A reportagem avalia que o Brasil teve meses para estudar os erros e sucessos dos primeiros países atingidos pelo vírus: "Seu robusto sistema de saúde pública poderia ter sido usado para realizar testes em massa e rastrear os movimentos de pacientes recém-infectados."

"Seu fracasso em agir de forma precoce e agressiva está em desacordo com as engenhosas abordagens do país para crises médicas passadas", diz o jornal, a partir da opinião de especialistas em saúde.

HIV e zika

A publicação mostra que, nos anos 1990, o país conseguiu oferecer tratamento gratuito para pessoas com HIV, após registrar um alto número de casos de aids, o que pressionou a indústria farmacêutica a custos mais baixos. E, em 2007, fabricou sua própria versão genérica de um medicamento para HIV, reduzindo a incidência do vírus.

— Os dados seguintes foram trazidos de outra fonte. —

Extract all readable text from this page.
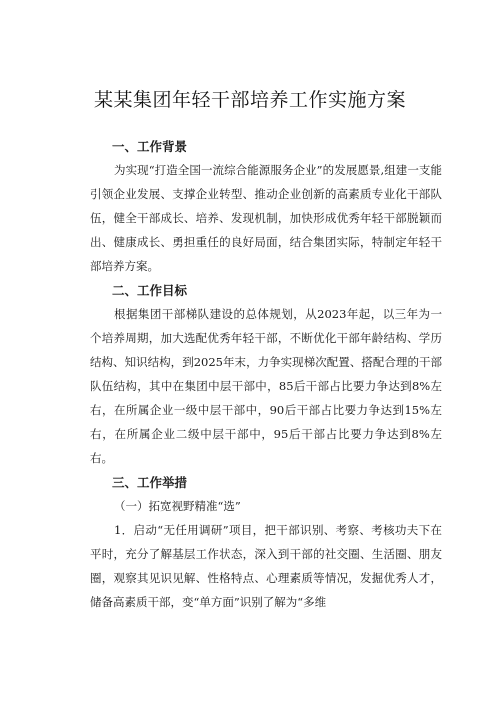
某某集团年轻干部培养工作实施方案
一、工作背景

为实现“打造全国一流综合能源服务企业”的发展愿景,组建一支能引领企业发展、支撑企业转型、推动企业创新的高素质专业化干部队伍，健全干部成长、培养、发现机制，加快形成优秀年轻干部脱颖而出、健康成长、勇担重任的良好局面，结合集团实际，特制定年轻干部培养方案。

二、工作目标

根据集团干部梯队建设的总体规划，从2023年起，以三年为一个培养周期，加大选配优秀年轻干部，不断优化干部年龄结构、学历结构、知识结构，到2025年末，力争实现梯次配置、搭配合理的干部队伍结构，其中在集团中层干部中，85后干部占比要力争达到8%左右，在所属企业一级中层干部中，90后干部占比要力争达到15%左右，在所属企业二级中层干部中，95后干部占比要力争达到8%左右。

三、工作举措
（一）拓宽视野精准“选”

1．启动“无任用调研”项目，把干部识别、考察、考核功夫下在平时，充分了解基层工作状态，深入到干部的社交圈、生活圈、朋友圈，观察其见识见解、性格特点、心理素质等情况，发掘优秀人才，储备高素质干部，变“单方面”识别了解为“多维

"Em 2013, o Brasil expandiu amplamente o acesso a cuidados de saúde preventivos em áreas pobres, contratando milhares de médicos estrangeiros, a maioria cubana. E para combater o surto de zika em 2014, o Brasil criou mosquitos geneticamente modificados que ajudaram a diminuir a população de insetos, uma tática que será implantada em breve na Flórida e no Texas [nos EUA]."

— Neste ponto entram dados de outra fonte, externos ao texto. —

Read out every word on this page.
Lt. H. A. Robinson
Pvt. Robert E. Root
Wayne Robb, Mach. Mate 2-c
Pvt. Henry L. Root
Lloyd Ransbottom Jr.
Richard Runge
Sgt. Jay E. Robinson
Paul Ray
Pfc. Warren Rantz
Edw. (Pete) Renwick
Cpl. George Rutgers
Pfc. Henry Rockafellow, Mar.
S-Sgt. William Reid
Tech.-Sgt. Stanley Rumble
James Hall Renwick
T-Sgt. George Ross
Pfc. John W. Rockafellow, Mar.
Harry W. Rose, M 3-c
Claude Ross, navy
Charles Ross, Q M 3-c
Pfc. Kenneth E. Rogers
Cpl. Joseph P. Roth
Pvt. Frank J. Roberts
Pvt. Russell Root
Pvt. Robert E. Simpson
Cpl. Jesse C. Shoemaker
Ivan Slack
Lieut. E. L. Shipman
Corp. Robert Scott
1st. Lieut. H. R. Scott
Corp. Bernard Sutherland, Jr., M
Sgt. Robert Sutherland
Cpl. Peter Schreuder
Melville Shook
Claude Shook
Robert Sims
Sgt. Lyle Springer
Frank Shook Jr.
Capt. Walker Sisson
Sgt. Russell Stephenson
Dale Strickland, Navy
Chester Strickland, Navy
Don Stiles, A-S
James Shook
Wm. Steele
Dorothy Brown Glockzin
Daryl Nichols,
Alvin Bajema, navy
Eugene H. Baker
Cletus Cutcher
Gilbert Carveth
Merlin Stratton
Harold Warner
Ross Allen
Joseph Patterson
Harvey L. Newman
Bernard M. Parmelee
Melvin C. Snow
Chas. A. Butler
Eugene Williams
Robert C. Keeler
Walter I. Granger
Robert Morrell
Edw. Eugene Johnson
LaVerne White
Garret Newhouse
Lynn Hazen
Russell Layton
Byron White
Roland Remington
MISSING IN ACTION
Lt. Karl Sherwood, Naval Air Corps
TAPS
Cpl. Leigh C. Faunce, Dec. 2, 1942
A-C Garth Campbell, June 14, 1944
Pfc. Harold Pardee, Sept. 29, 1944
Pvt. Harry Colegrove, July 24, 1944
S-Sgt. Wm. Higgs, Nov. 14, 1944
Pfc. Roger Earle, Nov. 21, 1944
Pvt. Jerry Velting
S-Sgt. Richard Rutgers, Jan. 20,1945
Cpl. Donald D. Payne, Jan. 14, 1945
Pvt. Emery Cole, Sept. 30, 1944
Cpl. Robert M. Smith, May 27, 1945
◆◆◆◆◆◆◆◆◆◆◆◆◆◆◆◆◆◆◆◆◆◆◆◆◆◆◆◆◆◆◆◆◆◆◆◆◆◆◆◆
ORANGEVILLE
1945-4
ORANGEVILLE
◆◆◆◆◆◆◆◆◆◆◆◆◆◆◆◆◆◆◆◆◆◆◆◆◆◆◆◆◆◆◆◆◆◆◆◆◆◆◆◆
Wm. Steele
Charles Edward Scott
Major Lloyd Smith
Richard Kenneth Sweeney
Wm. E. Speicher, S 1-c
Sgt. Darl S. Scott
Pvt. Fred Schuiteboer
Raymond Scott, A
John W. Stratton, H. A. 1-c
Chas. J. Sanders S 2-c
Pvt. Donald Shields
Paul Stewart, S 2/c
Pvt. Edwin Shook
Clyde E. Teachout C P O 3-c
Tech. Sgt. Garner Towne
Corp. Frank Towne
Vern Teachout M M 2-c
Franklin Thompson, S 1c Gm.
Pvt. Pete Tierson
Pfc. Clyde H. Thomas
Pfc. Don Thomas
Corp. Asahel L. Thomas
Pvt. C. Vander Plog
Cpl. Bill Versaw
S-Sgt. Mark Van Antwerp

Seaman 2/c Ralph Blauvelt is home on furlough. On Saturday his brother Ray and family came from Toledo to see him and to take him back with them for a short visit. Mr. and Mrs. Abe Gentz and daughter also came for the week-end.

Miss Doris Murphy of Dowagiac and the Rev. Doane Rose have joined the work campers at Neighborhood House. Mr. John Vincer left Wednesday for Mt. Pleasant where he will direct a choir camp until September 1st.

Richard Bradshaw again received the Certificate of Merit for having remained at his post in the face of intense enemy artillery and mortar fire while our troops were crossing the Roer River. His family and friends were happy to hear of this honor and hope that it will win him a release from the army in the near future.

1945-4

O sucesso anterior do Brasil, diz o NYT, resultou de investimentos em ciência e capacitação de cientistas, como afirmou Tania Lago, professora de medicina da Universidade Santa Casa de São Paulo, que trabalhou no Ministério da Saúde na década de 1990.

"Agora houve uma ruptura no país com sua comunidade científica", disse ela. "O que me entristece é que somos e continuaremos a perder vidas que poderiam ser salvas."

O jornal diz que Bolsonaro "minimizou os riscos e incentivou reuniões públicas" enquanto outros países começavam a tomar medidas drásticas para frear a propagação, em fevereiro e março.

"Agora, ele está pedindo aos brasileiros que retornem ao trabalho, mesmo que o número de novos casos e mortes esteja aumentando".

A avaliação do governo federal de que academias e salões de beleza são negócios essenciais é listada como mais uma decisão do governo contrária ao que tem sido defendido por governadores e prefeitos pelo país.

A falta de estrutura e equipamentos adequados para profissionais de saúde também aparece na reportagem como causa para a exposição dessas pessoas ao coronavírus.

"Vírus pode matar 88 mil no país"

O jornal afirma, ainda, que especialistas não esperam que o pico de infecções no país ocorra por várias semanas ainda:

"No início de maio, o país apresentava a maior taxa de contágio entre 54 países estudados pelo Imperial College London, que também descobriu que as medidas de contenção existentes no Brasil não conseguiram colocar a transmissão em uma trajetória descendente."

"Segundo o Instituto de Métricas e Avaliação em Saúde da Universidade de Washington, o vírus está a caminho de matar mais de 88 mil pessoas no Brasil até o início de agosto."

O governo Bolsonaro não quis fazer comentários ao jornal, diz o NYT.